Duo Selected as Finalist for NFL's Inaugural Big Data Bowl
By Michael HenningerMedia Inquiries
- Assistant Dean for Communications
This year's NFL playoffs were marred by what some have called the worst missed call in history. A controversial pass interference no-call likely cost the New Orleans Saints a spot in the Super Bowl.
Now a pair of Carnegie Mellon University first-year students has been selected to present a pass interference rule change proposal to league officials as part of the NFL's inaugural Big Data Bowl competition. Brendon Gu and Peter Wu will travel to Indianapolis this week for the NFL Scouting Combine, where they will outline their suggestion and the analytics that shaped it.
Peter Wu, left, and Brendon Gu in Baker Hall.
The idea came to Wu after watching a YouTube video on the longest pass interference calls and wading into the comments section. One comment suggested that if a team's game plan was to throw the ball 60 yards to try to get an interference call, there was a problem with the rules.
"Incorrect pass interference calls shift the game so much," Wu said. "There needs to be some checks and balances."

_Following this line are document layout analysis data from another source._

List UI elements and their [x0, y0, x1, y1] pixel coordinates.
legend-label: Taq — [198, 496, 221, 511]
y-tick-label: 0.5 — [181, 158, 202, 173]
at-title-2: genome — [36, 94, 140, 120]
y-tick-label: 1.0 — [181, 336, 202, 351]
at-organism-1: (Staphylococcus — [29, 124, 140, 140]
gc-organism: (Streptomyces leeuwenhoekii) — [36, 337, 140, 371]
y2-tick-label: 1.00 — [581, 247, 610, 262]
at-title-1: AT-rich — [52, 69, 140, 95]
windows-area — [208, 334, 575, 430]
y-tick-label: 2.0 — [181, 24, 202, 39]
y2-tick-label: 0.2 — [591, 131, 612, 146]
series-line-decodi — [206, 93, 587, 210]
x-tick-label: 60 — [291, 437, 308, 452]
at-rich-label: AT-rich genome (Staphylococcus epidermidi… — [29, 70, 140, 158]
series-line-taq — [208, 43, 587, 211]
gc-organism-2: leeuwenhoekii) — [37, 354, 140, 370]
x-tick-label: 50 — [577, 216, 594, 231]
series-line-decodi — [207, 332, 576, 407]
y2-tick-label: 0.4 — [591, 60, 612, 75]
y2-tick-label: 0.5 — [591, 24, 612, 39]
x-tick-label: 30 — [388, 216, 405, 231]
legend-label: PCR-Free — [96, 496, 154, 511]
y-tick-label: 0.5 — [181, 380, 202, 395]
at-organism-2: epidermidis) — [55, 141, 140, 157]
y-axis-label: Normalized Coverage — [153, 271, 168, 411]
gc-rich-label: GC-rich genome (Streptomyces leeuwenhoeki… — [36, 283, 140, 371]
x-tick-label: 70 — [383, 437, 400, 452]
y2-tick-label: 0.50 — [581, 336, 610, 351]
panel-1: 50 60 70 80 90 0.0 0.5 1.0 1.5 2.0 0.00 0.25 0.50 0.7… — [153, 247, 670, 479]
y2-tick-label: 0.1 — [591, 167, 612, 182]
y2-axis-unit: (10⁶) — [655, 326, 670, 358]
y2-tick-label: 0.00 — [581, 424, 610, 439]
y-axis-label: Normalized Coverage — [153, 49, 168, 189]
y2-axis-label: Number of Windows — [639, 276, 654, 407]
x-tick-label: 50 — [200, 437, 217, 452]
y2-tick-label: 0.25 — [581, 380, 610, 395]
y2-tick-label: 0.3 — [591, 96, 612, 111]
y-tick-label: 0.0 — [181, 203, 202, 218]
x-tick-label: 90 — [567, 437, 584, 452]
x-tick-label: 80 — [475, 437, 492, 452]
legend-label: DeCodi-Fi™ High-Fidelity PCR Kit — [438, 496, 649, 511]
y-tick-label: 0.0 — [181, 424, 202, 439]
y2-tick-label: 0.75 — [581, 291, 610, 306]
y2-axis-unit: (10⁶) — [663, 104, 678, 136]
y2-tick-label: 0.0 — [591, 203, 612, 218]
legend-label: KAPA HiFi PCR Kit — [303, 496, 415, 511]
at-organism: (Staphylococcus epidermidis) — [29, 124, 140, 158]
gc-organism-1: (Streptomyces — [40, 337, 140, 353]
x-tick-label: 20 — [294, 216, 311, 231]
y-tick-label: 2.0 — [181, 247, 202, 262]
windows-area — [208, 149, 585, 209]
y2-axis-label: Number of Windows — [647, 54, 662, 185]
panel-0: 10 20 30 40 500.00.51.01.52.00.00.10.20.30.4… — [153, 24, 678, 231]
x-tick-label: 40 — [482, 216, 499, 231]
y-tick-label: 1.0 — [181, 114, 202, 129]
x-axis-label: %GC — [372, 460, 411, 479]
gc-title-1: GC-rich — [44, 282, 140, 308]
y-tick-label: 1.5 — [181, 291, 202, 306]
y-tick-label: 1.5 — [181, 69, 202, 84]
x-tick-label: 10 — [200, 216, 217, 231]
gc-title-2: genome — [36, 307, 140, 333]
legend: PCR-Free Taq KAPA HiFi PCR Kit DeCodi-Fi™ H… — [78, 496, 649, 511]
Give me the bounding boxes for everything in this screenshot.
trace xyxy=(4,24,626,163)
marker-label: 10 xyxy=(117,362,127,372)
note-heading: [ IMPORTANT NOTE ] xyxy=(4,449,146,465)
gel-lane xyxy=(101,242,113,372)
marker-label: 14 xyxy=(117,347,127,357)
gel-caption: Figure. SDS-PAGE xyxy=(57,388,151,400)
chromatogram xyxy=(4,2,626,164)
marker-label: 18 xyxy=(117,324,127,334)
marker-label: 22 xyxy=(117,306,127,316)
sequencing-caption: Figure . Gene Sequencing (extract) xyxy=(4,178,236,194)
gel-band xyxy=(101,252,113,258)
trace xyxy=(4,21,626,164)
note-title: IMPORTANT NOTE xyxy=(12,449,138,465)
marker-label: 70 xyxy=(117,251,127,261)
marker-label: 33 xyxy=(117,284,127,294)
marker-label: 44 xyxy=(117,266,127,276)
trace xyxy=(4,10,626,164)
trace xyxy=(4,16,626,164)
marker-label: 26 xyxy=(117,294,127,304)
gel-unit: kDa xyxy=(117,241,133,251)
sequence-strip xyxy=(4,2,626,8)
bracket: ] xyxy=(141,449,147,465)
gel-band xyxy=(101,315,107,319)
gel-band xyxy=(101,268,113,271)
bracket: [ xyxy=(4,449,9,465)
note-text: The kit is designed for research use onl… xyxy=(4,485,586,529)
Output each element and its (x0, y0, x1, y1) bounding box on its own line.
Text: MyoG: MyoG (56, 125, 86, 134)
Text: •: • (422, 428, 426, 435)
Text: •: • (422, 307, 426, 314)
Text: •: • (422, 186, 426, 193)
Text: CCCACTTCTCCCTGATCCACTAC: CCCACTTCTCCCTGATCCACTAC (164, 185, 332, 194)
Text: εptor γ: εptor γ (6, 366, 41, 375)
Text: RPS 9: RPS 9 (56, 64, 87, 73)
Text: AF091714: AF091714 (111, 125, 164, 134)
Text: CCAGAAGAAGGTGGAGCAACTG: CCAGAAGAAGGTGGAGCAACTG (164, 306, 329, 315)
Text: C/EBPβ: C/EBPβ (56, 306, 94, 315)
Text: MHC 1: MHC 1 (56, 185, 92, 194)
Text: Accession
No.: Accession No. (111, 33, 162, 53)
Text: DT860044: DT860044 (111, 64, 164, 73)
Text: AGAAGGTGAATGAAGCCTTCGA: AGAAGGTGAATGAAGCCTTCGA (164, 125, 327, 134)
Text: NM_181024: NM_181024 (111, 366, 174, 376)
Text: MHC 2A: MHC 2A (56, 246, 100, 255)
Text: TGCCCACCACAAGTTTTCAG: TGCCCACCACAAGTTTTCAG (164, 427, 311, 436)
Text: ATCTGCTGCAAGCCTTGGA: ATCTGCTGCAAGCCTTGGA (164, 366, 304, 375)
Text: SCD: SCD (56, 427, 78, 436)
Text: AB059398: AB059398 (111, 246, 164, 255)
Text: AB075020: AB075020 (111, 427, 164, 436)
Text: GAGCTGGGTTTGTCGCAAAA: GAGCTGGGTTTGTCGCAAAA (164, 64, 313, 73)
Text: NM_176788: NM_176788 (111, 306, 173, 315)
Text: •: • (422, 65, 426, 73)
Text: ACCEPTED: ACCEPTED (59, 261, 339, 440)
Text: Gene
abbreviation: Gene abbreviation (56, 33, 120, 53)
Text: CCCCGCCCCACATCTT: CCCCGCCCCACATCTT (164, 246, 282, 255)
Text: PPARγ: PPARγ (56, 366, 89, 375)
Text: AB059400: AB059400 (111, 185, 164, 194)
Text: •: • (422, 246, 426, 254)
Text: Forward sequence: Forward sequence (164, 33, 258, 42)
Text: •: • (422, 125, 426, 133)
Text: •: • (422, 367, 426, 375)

Gu and Wu are in the Carnegie Mellon's Science and Humanities Scholars Program, a joint program between the Dietrich College of Humanities and Social Sciences and the Mellon College of Science. They used a catch probability model to determine the sweet spot for an NFL pass interference call. If two different penalties generate the same catch probability, like defensive holding and defensive pass interference, then mathematically they should be penalized the same yardage.
Brendon Gu jokes with members of the CMU Sports Analytics Research Group.
Currently, all pass interference calls are called "spot fouls," which means the ball is moved to wherever the penalty took place, regardless of whether it is 6 yards down the field or 60.
Gu and Wu have a different idea. Their proposed rule would continue to make all pass interference penalties a spot foul. However, for calls over 10 yards, replay would determine if the defender was actually trying to knock the ball away. If so, it would change to a 10-yard penalty. If not, the foul would remain a spot foul.
The Carnegie Mellon submission is one of four finalists in the college division of the contest, which explores statistical innovations for how football is played and coached. The students will present to league officials, team executives, industry-leading representatives and NFL sponsors. The winner receives four tickets to a 2019 regular season game and a $1,000 NFL gift card.
The Big Data Bowl marks the NFL's first major public release of player and ball tracking data.
"We are hopeful that the contest both highlights the work of the prize winners and provides insight to league officials about how player tracking data can improve or supplement their decision-making processes," said Michael Lopez, the NFL's director of data and analytics. "Additionally, we hope that the event provides a pathway into working in the NFL for current and future data scientists."
Rebecca Nugent, Carnegie Mellon's associate department head for the Department of Statistics and Data Science, is ecstatic to have CMU competing on a national level. As analytics are changing how sports are played, CMU experts are at the forefront of the field.
"Our department has embraced this emerging field and committed several resources toward it, including our annual Summer Undergraduate Research Experience in Statistics," Nugent said. "Another example is CMU's annual Sports Analytics Conference, which is held each October. It's an affordable way for high school and college students to have access to industry mentors."
Gu and Wu prepared for this week's presentation by showing their paper to the Carnegie Mellon Sports Analytics Club. They also practiced their pitch with Sam Ventura, a Carnegie Mellon alumnus and director of hockey research for the Pittsburgh Penguins, during a meeting of the Statistics in Sports Research Group. Ventura gave them advice about how to present the analytical material to a non-technical audience.
Sam Ventura of the Pittsburgh Penguins gives presentation tips to Brendon Gu and Peter Wu.
"Carnegie Mellon has two freshmen competing against students from around the nation. analyzing literally the most complicated football data set that has ever been created," said Ventura, who is also a CMU affiliated faculty member and coaches the university's hockey team. "This showcases Carnegie Mellon's excellence in statistics and data science, and how strong of a presence the university has in the world of sports analytics."
Before the contest, Gu and Wu saw sports analytics as a hobby. Now, they realize they can make meaningful contributions to the field.
"Big data has really gained prominence, both in sports and through companies and tech." Gu said. "You never go into something like this expecting to win. Being a finalist in the Big Data Bowl, flying to Indianapolis and presenting to the NFL, is immensely rewarding."